Bileyci amca (Farukaraen Bayraktagülerektare'ni objektifinden)

Demirci amca olmak. Poz vermek.










Demirci amcalar Bir de iki kişi aynı anda demir
dövme işini bize gösterdiler. Hep filimlerde
gördüğümüz bu olayın gerçeğine müşahade etme
fırsatını bize verdikleri içün teşekkürü kendilerine
borç biliriz.








Bu süpersonik yeşillik içinde ikide bir durup
etrafı koklamaktan kendimizi alamıyoruz.










Bu fotoğraflar sanatsal oldukları içün
yeşiller gri gözüküyor.










Burası yanlışlıkla saptığımız bir yol.
Ama vaktimiz bol.
(kafiyeli oldu)











Yanlışlıkla saptığımız yoldaki koyunlar, arkasında köprü, köprüde Memo..
Ve köprüden bakan Memo'nun gözünden tekrar koyunlar...


Köprünün adı da nefismiş.










Transalp'in gırmızısı da bir başka oliyür...










Faruken aragüler'liği bırakıp speşılefekt'çiliğe
başlamış, kafasını fotoğrafa adeta montajlamış
gibi değil mi sizce de yahu?..










Emrah incelemede.










Görgü tanıklarının ifadesine göre bu koyuncağız bu
kuzucağızı az önce doğurmuş. Koyunluk zor zenaat valla,
doğduğun gibi ayaklanıp yürü, doğurduğun gibi loğusa halinle
yine ayaklanıp yürü... Beşikten mezara kadar mesai...
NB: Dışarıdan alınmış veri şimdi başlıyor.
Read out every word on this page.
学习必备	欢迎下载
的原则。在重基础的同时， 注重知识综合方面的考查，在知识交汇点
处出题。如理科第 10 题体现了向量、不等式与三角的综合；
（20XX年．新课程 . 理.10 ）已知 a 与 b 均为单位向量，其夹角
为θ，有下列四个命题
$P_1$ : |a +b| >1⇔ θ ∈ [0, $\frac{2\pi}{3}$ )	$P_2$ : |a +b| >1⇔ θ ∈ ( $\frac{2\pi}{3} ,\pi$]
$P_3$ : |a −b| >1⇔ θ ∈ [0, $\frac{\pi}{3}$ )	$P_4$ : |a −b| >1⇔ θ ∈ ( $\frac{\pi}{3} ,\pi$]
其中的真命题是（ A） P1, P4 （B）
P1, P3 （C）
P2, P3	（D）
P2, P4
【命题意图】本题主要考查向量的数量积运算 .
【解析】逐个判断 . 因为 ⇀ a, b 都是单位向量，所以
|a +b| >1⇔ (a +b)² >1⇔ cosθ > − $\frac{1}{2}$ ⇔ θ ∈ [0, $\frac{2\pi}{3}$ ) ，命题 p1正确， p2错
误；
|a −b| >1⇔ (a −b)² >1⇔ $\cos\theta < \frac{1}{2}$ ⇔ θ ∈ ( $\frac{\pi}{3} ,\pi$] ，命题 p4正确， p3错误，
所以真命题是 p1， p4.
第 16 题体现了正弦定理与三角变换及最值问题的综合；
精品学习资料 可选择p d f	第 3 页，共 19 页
Tabakhane köprüsüne karşı sigara tüttürmek.










Kırmızı ve yeşilin armonisindeki ahenkli uyum...











Aşağıda Emrah beyden çeşitli panoramalar...
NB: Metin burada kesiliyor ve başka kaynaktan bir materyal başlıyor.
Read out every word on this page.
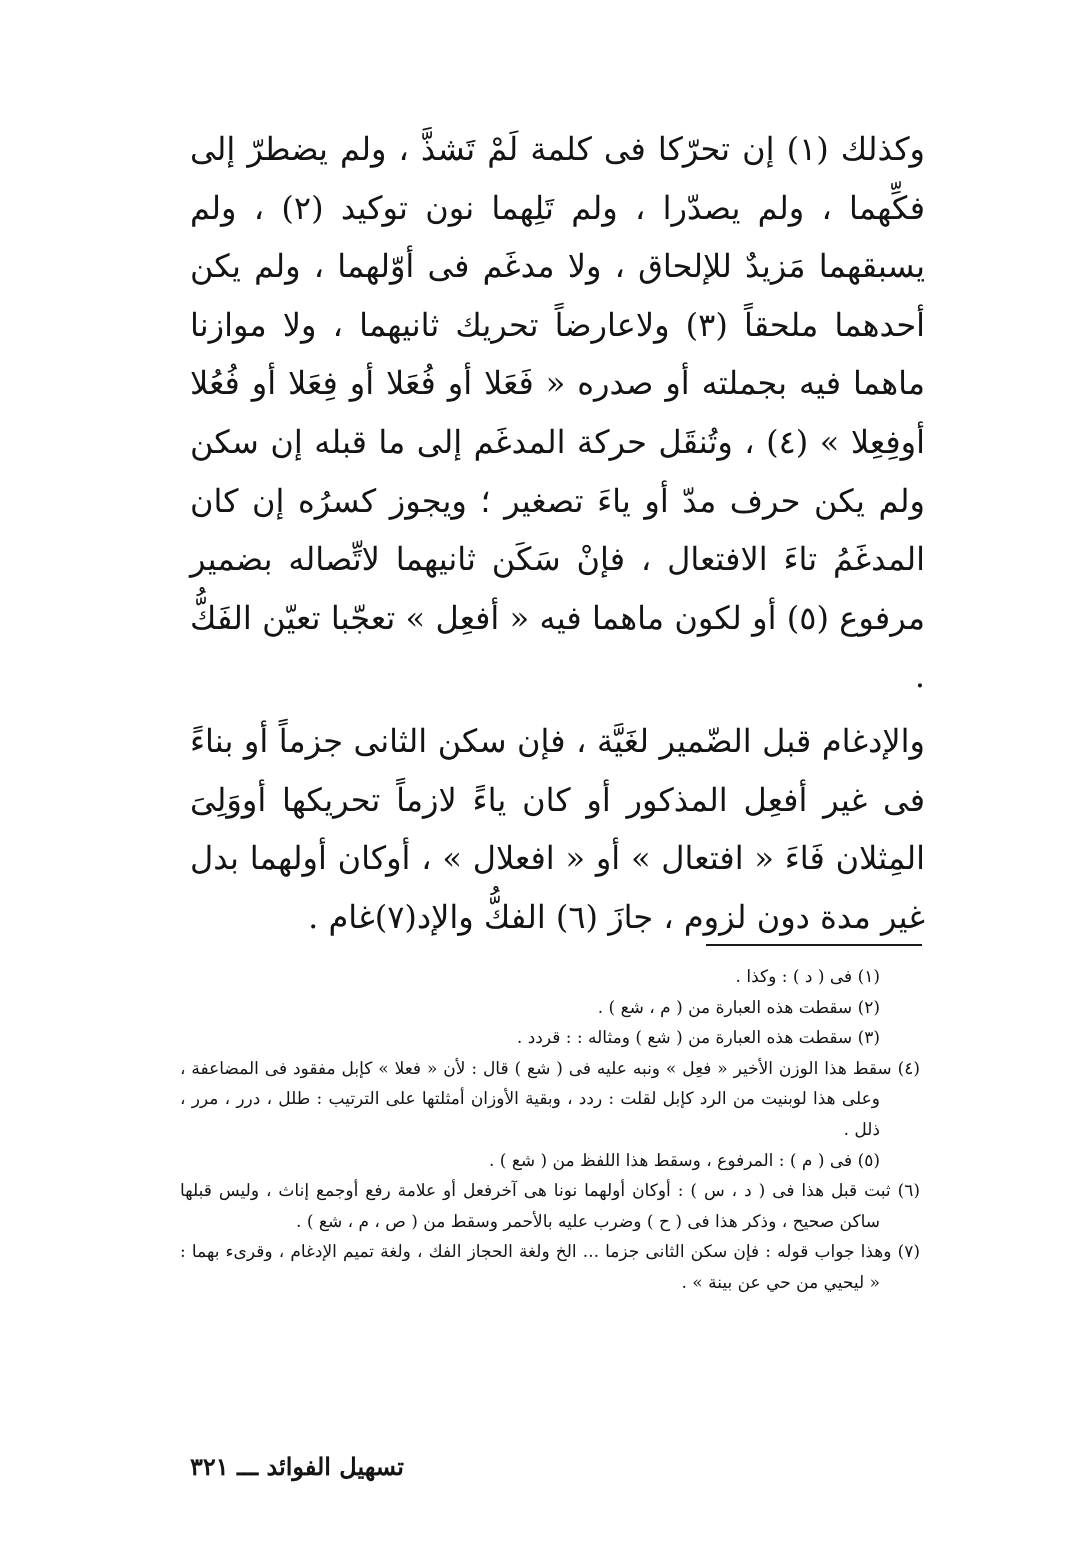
وكذلك (١) إن تحرّكا فى كلمة لَمْ تَشذَّ ، ولم يضطرّ إلى فكِّهما ، ولم يصدّرا ، ولم تَلِهما نون توكيد (٢) ، ولم يسبقهما مَزيدٌ للإلحاق ، ولا مدغَم فى أوّلهما ، ولم يكن أحدهما ملحقاً (٣) ولاعارضاً تحريك ثانيهما ، ولا موازنا ماهما فيه بجملته أو صدره « فَعَلا أو فُعَلا أو فِعَلا أو فُعُلا أوفِعِلا » (٤) ، وتُنقَل حركة المدغَم إلى ما قبله إن سكن ولم يكن حرف مدّ أو ياءَ تصغير ؛ ويجوز كسرُه إن كان المدغَمُ تاءَ الافتعال ، فإنْ سَكَن ثانيهما لاتِّصاله بضمير مرفوع (٥) أو لكون ماهما فيه « أفعِل » تعجّبا تعيّن الفَكُّ .

والإدغام قبل الضّمير لغَيَّة ، فإن سكن الثانى جزماً أو بناءً فى غير أفعِل المذكور أو كان ياءً لازماً تحريكها أووَلِىَ المِثلان فَاءَ « افتعال » أو « افعلال » ، أوكان أولهما بدل غير مدة دون لزوم ، جازَ (٦) الفكُّ والإد(٧)غام .

(١) فى ( د ) : وكذا .

(٢) سقطت هذه العبارة من ( م ، شع ) .

(٣) سقطت هذه العبارة من ( شع ) ومثاله : : قردد .

(٤) سقط هذا الوزن الأخير « فعِل » ونبه عليه فى ( شع ) قال : لأن « فعلا » كإبل مفقود فى المضاعفة ، وعلى هذا لوبنيت من الرد كإبل لقلت : ردد ، وبقية الأوزان أمثلتها على الترتيب : طلل ، درر ، مرر ، ذلل .

(٥) فى ( م ) : المرفوع ، وسقط هذا اللفظ من ( شع ) .

(٦) ثبت قبل هذا فى ( د ، س ) : أوكان أولهما نونا هى آخرفعل أو علامة رفع أوجمع إناث ، وليس قبلها ساكن صحيح ، وذكر هذا فى ( ح ) وضرب عليه بالأحمر وسقط من ( ص ، م ، شع ) .

(٧) وهذا جواب قوله : فإن سكن الثانى جزما ... الخ ولغة الحجاز الفك ، ولغة تميم الإدغام ، وقرىء بهما : « ليحيي من حي عن بينة » .

تسهيل الفوائد ـــ ٣٢١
Ayva çiçek açmış yaz mı gelecek
Firene basınca gaz mı gelecek
Beş vites acaba az mı gelecek
Yandım Allah yandım yandırma beni
Upuzun yollardan kaldırma beni...








Emrah bu çiçekleri manitasına mms olarak gönderiyor.










Memo tuvalet çıkışı manitasıyla telefonda konuşuyor.


















Bergama fatihleri.










Evet asıl istikametimiz İzmir, ama şimdik,
İzmir'in içinde konaklamak mı güzeeel, yoksa
Foça'da konaklamak mı güzel?..
Tabi ki Foça'da konaklamak güzel...









Foca girişinde kırmızı Transalp.










Foça girişinde siyah Transalpler.


















Foça'da bulduğumuz pansiyon'un balkonundaki
kırlangıç yuvası.










--Memo Tembelçizer--
Yaş: 5 --- Hayran olunan kahraman: Hopdediks
Yaş: 36 --- Gelinen nokta: Hopdediks

















Foça'da akşam gezintisi.










Foça'da gün batımı.










Foça'da enine gece.










Foça'da boyuna gece.


















Foça'da sabah sersemliği.











Foça'da sabah süpersonikliği.


Otel pansiyon hayatının en güzel yeri gece televizyon izlemesi,
ikinci güzel yeri de sabah kahvaltı etmesi.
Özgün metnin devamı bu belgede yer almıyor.